VMware Fixes Critical Flaw in ESXi Hypervisor

  • The critical and crucial-severity flaws had been identified by a crew at the China-primarily based Tiunfu Cup hacking obstacle.

    VMware has hurried out fixes for a critical flaw in its ESXi hypervisor, a several months soon after it was found for the duration of China’s Tianfu Cup hacking opposition.

    The use-after-free vulnerability (CVE-2020-4004) has a CVSS rating of 9.3 out of 10, earning it critical. It exists in the eXtensible Host Controller Interface (xHCI) USB controller of ESXi. XHCI is an interface specification that defines a sign-up-degree description of a host controller for USB.

    According to VMware in a Thursday advisory, “a destructive actor with community administrative privileges on a virtual device could exploit this issue.”

    The attacker would then be in a position to execute code as the digital machine’s Virtual Equipment Executable (VMX) approach functioning on the host, mentioned VMware’s advisory. The VMX course of action runs in the VMkernel and is dependable for managing I/O to products that are not critical to functionality.

    Xiao Wei and Tianwen Tang (VictorV) of the Qihoo 360 Vulcan Group were credited with exploring the flaw, which they discovered at the 2020 Tianfu Cup Pwn Contest. When further more aspects of the bug – and the exploit – were being not disclosed, in accordance to the Tianfu Cup’s Twitter account, the crew “got the root of the host OS with a person shot.” The Tianfu Cup is a popular moral hacking contest that took position earlier in November.

    360 ESG Vulnerability Investigation Institute is the only staff to run the entry on VMware ESXi these days. @XiaoWei___ @vv474172261 bought the root of the host OS with one particular shot. Congrats!

    — TianfuCup (@TianfuCup) November 7, 2020

    ESXi variations 6.5, 6.7 and 7. are affected by this critical vulnerability end users can update to versions ESXi650-202011301-SG (for edition 6.5), ESXi670-202011101-SG (for edition 6.7) and ESXi70U1b-17168206 (for variation 7.). A workaround is to remove the xHCI (USB 3.x) controller. In addition, versions of VMware Fusion (variations 11.x), Workstation (15.x) and VMware cloud basis (ESXi, variations 3.x and 4.x) are also affected. Patches for the VMware cloud foundation are nevertheless pending, according to the advisory.

    VMware also issued patches for an significant-severity elevation-of-privilege vulnerability in ESXi, also uncovered by the Qihoo 360 Vulcan Group throughout the Tiunfu Cup.
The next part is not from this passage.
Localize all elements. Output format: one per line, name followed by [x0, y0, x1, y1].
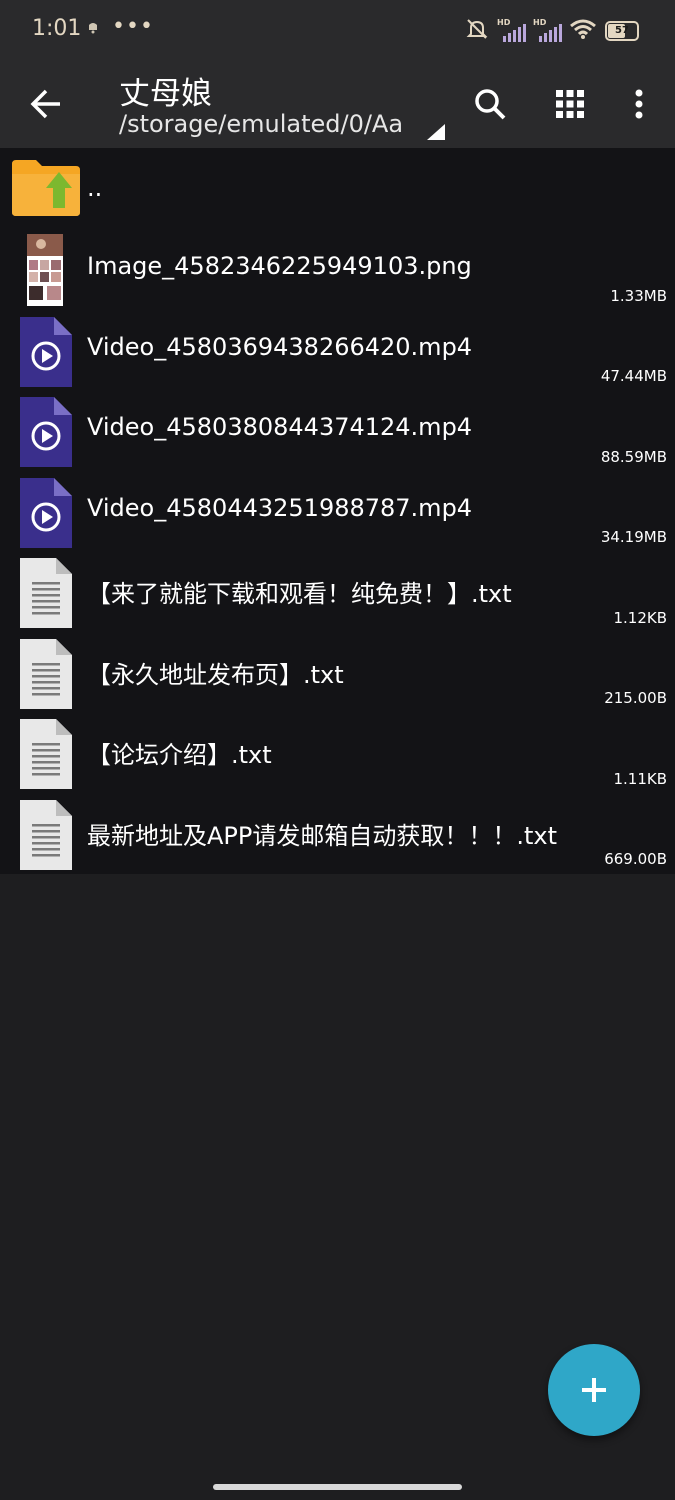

That flaw (CVE-2020-4005), which scores 8.8 out of 10, exists in the way selected technique calls are staying managed.

    In accordance to VMware, a negative actor could leverage the flaw to escalate their privileges on the affected system. Nonetheless, this bug is a lot more complicated to exploit. For a single, with an attacker would will need privileges inside the VMX approach for an additional, profitable exploitation of this issue is only achievable when chained with yet another vulnerability (these types of as the use-soon after-free of charge flaw).
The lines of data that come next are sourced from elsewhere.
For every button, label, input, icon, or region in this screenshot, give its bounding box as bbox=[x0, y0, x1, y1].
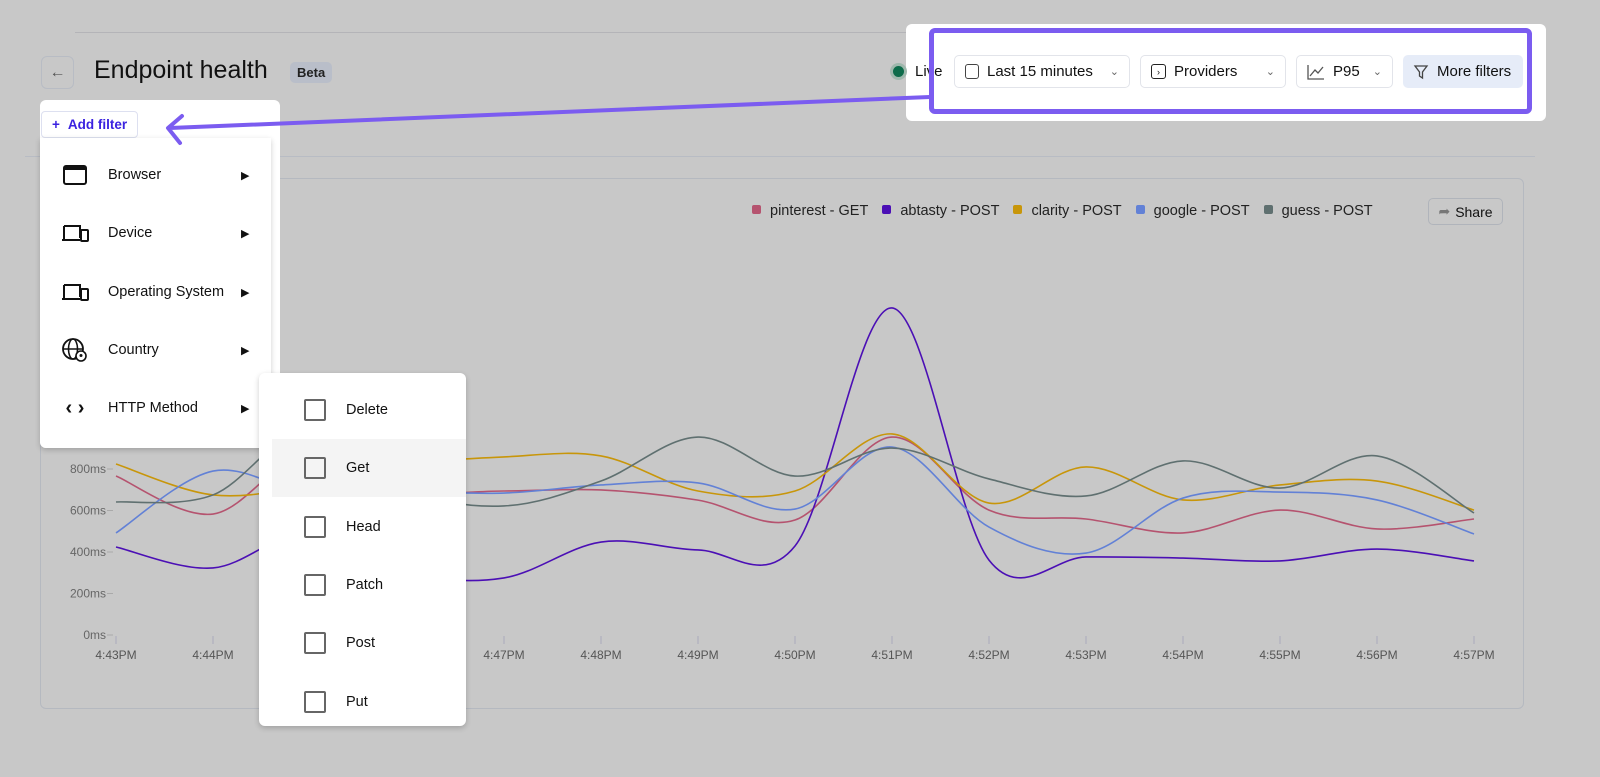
code-brackets-icon: ‹ › bbox=[65, 396, 85, 419]
caret-right-icon: ▶ bbox=[241, 344, 250, 357]
checkbox[interactable] bbox=[304, 457, 326, 479]
devices-icon bbox=[62, 225, 89, 242]
x-tick-label: 4:54PM bbox=[1162, 648, 1203, 662]
x-tick-label: 4:43PM bbox=[95, 648, 136, 662]
legend-label: guess - POST bbox=[1281, 203, 1373, 219]
devices-icon bbox=[62, 284, 89, 301]
y-tick-label: 200ms bbox=[70, 587, 106, 601]
method-option-delete[interactable]: Delete bbox=[272, 381, 466, 439]
checkbox[interactable] bbox=[304, 632, 326, 654]
chart-legend: pinterest - GET abtasty - POST clarity - P… bbox=[752, 203, 1373, 219]
y-tick-label: 800ms bbox=[70, 462, 106, 476]
menu-item-browser[interactable]: Browser ▶ bbox=[40, 146, 271, 204]
filter-menu: Browser ▶ Device ▶ Operating System ▶ Count… bbox=[40, 138, 271, 448]
x-tick-label: 4:57PM bbox=[1453, 648, 1494, 662]
legend-item[interactable]: pinterest - GET bbox=[752, 203, 868, 219]
legend-swatch bbox=[1135, 205, 1145, 214]
plus-icon: + bbox=[52, 117, 60, 132]
y-tick-label: 600ms bbox=[70, 504, 106, 518]
legend-swatch bbox=[752, 205, 761, 214]
method-option-put[interactable]: Put bbox=[272, 673, 466, 731]
caret-right-icon: ▶ bbox=[241, 169, 250, 182]
x-tick-label: 4:56PM bbox=[1356, 648, 1397, 662]
x-tick-label: 4:53PM bbox=[1065, 648, 1106, 662]
legend-swatch bbox=[882, 205, 892, 214]
menu-item-device[interactable]: Device ▶ bbox=[40, 204, 271, 262]
y-tick-label: 400ms bbox=[70, 545, 106, 559]
legend-swatch bbox=[1263, 205, 1273, 214]
x-tick-label: 4:47PM bbox=[483, 648, 524, 662]
x-tick-label: 4:52PM bbox=[968, 648, 1009, 662]
method-option-head[interactable]: Head bbox=[272, 498, 466, 556]
method-option-patch[interactable]: Patch bbox=[272, 556, 466, 614]
x-tick-label: 4:48PM bbox=[580, 648, 621, 662]
checkbox[interactable] bbox=[304, 691, 326, 713]
checkbox[interactable] bbox=[304, 399, 326, 421]
legend-label: pinterest - GET bbox=[770, 203, 869, 219]
menu-item-http-method[interactable]: ‹ › HTTP Method ▶ bbox=[40, 379, 271, 437]
legend-item[interactable]: clarity - POST bbox=[1013, 203, 1122, 219]
legend-item[interactable]: google - POST bbox=[1135, 203, 1250, 219]
menu-item-operating-system[interactable]: Operating System ▶ bbox=[40, 263, 271, 321]
legend-label: google - POST bbox=[1153, 203, 1250, 219]
checkbox[interactable] bbox=[304, 574, 326, 596]
share-icon: ➦ bbox=[1438, 203, 1451, 219]
menu-item-country[interactable]: Country ▶ bbox=[40, 321, 271, 379]
method-option-get[interactable]: Get bbox=[272, 439, 466, 497]
x-tick-label: 4:49PM bbox=[677, 648, 718, 662]
y-tick-label: 0ms bbox=[83, 628, 106, 642]
x-tick-label: 4:55PM bbox=[1259, 648, 1300, 662]
x-tick-label: 4:50PM bbox=[774, 648, 815, 662]
x-tick-label: 4:44PM bbox=[192, 648, 233, 662]
globe-pin-icon bbox=[62, 338, 87, 362]
live-indicator-icon bbox=[893, 66, 904, 77]
checkbox[interactable] bbox=[304, 516, 326, 538]
legend-item[interactable]: guess - POST bbox=[1263, 203, 1373, 219]
caret-right-icon: ▶ bbox=[241, 227, 250, 240]
legend-item[interactable]: abtasty - POST bbox=[882, 203, 999, 219]
add-filter-button[interactable]: + Add filter bbox=[41, 111, 139, 138]
x-tick-label: 4:51PM bbox=[871, 648, 912, 662]
caret-right-icon: ▶ bbox=[241, 286, 250, 299]
toolbar-highlight-box bbox=[929, 28, 1532, 114]
legend-swatch bbox=[1013, 205, 1023, 214]
browser-window-icon bbox=[63, 165, 87, 185]
legend-label: abtasty - POST bbox=[900, 203, 1000, 219]
share-button[interactable]: ➦ Share bbox=[1428, 198, 1503, 225]
legend-label: clarity - POST bbox=[1031, 203, 1122, 219]
http-method-submenu: Delete Get Head Patch Post Put bbox=[259, 373, 466, 726]
method-option-post[interactable]: Post bbox=[272, 614, 466, 672]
    Versions 6.5, 6.7 and 7. of ESXi are affected by the bugs as is VMware Cloud Foundation (ESXi, versions 3.x and 4.x). A patch is pending for the latter.

    These are only the hottest flaws to plague the ESXi hypervisor. In October, VMware issued an up-to-date repair for a critical-severity remote code-execution flaw in ESXi. VMware said up-to-date patch versions have been out there following it was identified the past patch, unveiled Oct. 20, did not fully tackle the vulnerability. That’s mainly because specific versions that were affected have been not formerly protected in the before update.